Na semifinal de hoje, a primeira, além de Portugal, que atua em quinto lugar, estarão em competição Moldávia (com a canção “Viva, Moldova”, interpretada por Satoshi), Suécia (“My System”/Felicia), Croácia (“Andromeda”/Lelek), Grécia (“Ferto”/Akylas), Geórgia (“On Replay”/Bzikebi), Finlândia (“Liekinheitin”/ Linda Lampenius & Pete Parkkonen), Montenegro (“Nova zora”/ Tamara Živković), Estónia (“Too epic to be true”/V.Ninja), Israel (“Michelle”/Noam Betten), Bélgica (“Dancing on the ice”/Essyla), Lituânia (“Sólo quiero más”/Lion Ceccah), São Marino (“Superstar”/Senhit), Polónia (“Pray”/Alicja) e Sérvia (“Kraj mene”/Lavina).

A semifinal abriu com um filme intitulado “By Your Side for 70 Years”, que assinalou o 70.º aniversário do festival.

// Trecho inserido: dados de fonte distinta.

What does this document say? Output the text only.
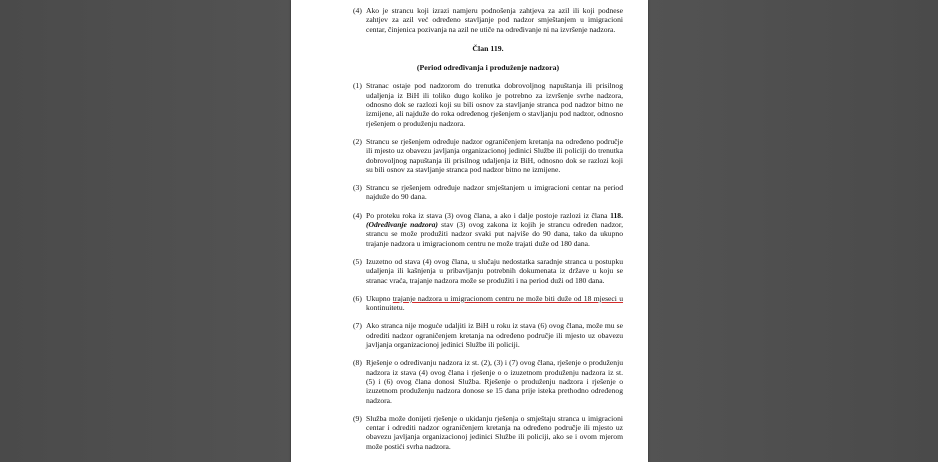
(4) Ako je strancu koji izrazi namjeru podnošenja zahtjeva za azil ili koji podnese zahtjev za azil već određeno stavljanje pod nadzor smještanjem u imigracioni centar, činjenica pozivanja na azil ne utiče na određivanje ni na izvršenje nadzora.

Član 119.
(Period određivanja i produženje nadzora)

(1) Stranac ostaje pod nadzorom do trenutka dobrovoljnog napuštanja ili prisilnog udaljenja iz BiH ili toliko dugo koliko je potrebno za izvršenje svrhe nadzora, odnosno dok se razlozi koji su bili osnov za stavljanje stranca pod nadzor bitno ne izmijene, ali najduže do roka određenog rješenjem o stavljanju pod nadzor, odnosno rješenjem o produženju nadzora.

(2) Strancu se rješenjem određuje nadzor ograničenjem kretanja na određeno područje ili mjesto uz obavezu javljanja organizacionoj jedinici Službe ili policiji do trenutka dobrovoljnog napuštanja ili prisilnog udaljenja iz BiH, odnosno dok se razlozi koji su bili osnov za stavljanje stranca pod nadzor bitno ne izmijene.

(3) Strancu se rješenjem određuje nadzor smještanjem u imigracioni centar na period najduže do 90 dana.

(4) Po proteku roka iz stava (3) ovog člana, a ako i dalje postoje razlozi iz člana 118. (Određivanje nadzora) stav (3) ovog zakona iz kojih je strancu određen nadzor, strancu se može produžiti nadzor svaki put najviše do 90 dana, tako da ukupno trajanje nadzora u imigracionom centru ne može trajati duže od 180 dana.

(5) Izuzetno od stava (4) ovog člana, u slučaju nedostatka saradnje stranca u postupku udaljenja ili kašnjenja u pribavljanju potrebnih dokumenata iz države u koju se stranac vraća, trajanje nadzora može se produžiti i na period duži od 180 dana.

(6) Ukupno trajanje nadzora u imigracionom centru ne može biti duže od 18 mjeseci u kontinuitetu.

(7) Ako stranca nije moguće udaljiti iz BiH u roku iz stava (6) ovog člana, može mu se odrediti nadzor ograničenjem kretanja na određeno područje ili mjesto uz obavezu javljanja organizacionoj jedinici Službe ili policiji.

(8) Rješenje o određivanju nadzora iz st. (2), (3) i (7) ovog člana, rješenje o produženju nadzora iz stava (4) ovog člana i rješenje o o izuzetnom produženju nadzora iz st. (5) i (6) ovog člana donosi Služba. Rješenje o produženju nadzora i rješenje o izuzetnom produženju nadzora donose se 15 dana prije isteka prethodno određenog nadzora.

(9) Služba može donijeti rješenje o ukidanju rješenja o smještaju stranca u imigracioni centar i odrediti nadzor ograničenjem kretanja na određeno područje ili mjesto uz obavezu javljanja organizacionoj jedinici Službe ili policiji, ako se i ovom mjerom može postići svrha nadzora.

O vídeo recordou alguns momentos da história da Eurovisão através dos olhos de um rapaz austríaco chamado Toni, que cresce a acompanhar o festival.

Dos 15 países apenas dez vão passar à final, marcada para sábado, e, de acordo com a média de várias casas de apostas, calculada pelo ‘site’ eurovisionworld.com, especializado no concurso, a passagem de Portugal não é certa.

A realização de duas semifinais, para apurar os países em competição na final, aconteceu pela primeira vez em 2008 e, desde então, Portugal falhou cinco vezes a passagem: em 2011, 2012, 2014, 2015 e 2019.

Além dos países em competição, hoje sobem também a palco os representantes de Itália (“Per sempre sì”/Sal Davinci) e Alemanha (“Fire”/Sarah Engels), países que têm a passagem garantida à final, por fazerem parte do grupo dos ‘Big5’.

Na segunda semifinal, na quinta-feira, competem mais 16 países, por outros dez lugares na final: Bulgária, Azerbaijão, Roménia, Luxemburgo, República Checa, Arménia, Suíça, Chipre, Letónia, Dinamarca, Austrália, Ucrânia, Albânia, Malta e Noruega.

Além disso, serão apresentadas as canções de outros três países com entrada direta na final: França e Reino Unidos, dos ‘Big5’, e Áustria, país anfitrião da edição deste ano.

A 70.ª edição do Festival Eurovisão da Canção volta a ficar marcada, à semelhança das duas anteriores, pela contestação à participação de Israel no concurso, que este ano levou cinco países a desistirem.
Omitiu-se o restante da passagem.